Step 2) Installing Home-LLM
1: You will first need to install the Home-LLM integration to Home-Assistant
Thankfuly, there is a neat link to do that easely on their repo!
1: Integrate Fallback Conversation to Home-Assistant
1: Access the HACS page.
2: Search for Fallback
3: Click on fallback_conversation.
4: Click on Download and install the integration
5: Restart Home Assistant for the integration to be detected.
6: Access the Settings page.
7: Click on Devices & services.
8: Click on + ADD INTEGRATION on the lower-right part of the screen.
8: Search for Fallback
9: Click on Fallback Conversation Agent.
10 Set the debug level at Some Debug for now.
11: Click Sumbit
2: Configure the Voice assistant within Home-assistant to use the newly added model through the Fallback Conversation Agent.

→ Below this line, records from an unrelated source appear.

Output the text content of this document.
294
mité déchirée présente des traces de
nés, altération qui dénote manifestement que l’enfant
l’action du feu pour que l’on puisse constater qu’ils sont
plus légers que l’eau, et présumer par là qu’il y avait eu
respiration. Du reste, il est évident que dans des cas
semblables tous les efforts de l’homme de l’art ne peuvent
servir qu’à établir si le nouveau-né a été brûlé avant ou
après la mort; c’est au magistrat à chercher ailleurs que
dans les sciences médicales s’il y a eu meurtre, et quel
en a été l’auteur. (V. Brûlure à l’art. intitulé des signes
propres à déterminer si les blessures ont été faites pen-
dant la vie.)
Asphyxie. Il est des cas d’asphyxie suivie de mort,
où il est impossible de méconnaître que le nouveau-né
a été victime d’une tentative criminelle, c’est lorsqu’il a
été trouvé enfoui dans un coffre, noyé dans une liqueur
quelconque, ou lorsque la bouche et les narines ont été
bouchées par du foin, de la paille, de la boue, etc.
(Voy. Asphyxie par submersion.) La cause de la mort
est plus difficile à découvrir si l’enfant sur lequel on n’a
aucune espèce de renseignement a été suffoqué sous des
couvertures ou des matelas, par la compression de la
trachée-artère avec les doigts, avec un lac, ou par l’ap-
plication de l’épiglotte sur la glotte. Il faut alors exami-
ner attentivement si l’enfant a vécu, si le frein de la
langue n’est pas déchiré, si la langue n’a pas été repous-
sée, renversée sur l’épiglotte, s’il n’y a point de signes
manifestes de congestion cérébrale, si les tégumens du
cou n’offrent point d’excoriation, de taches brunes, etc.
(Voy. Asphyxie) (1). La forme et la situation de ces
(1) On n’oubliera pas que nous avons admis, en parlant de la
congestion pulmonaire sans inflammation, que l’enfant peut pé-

1: Access the Settings page.
2: Click on Devices & services.
3: Click on Fallback Conversation Agent.
4: Click on CONFIGURE.
5: Select Home assistnat as the Primary Conversation Agent.
6: Select LLM MODEL 'mistral-7b-instruct-v0.3'(remote) as the Falback conversation Agent.
Step 4) Selecting the right agent in the Voice assistant settings.
1: Integrate Fallback Conversation to Home-Assistant
1: Access the Settings page.
2: Click on Voice assistants page.
3: Click on Add Assistant.
4: Set the fields as wanted except for Conversation Agent.
5: Select Fallback Conversation Agent as the Conversation agent.
Step 5) Setting up Willow Voice assistant satellites.
Since willow is a more complex Software, I will simply leave Their guide here.
I do recommend deploying your own Willow Inference Server in order to remain completely local!
Once the Willow sattelites are connencted to Home Assistant, they should automatically use your default Voice Assistant.
Be sure to set the one using the fallback system as your favorite/default one!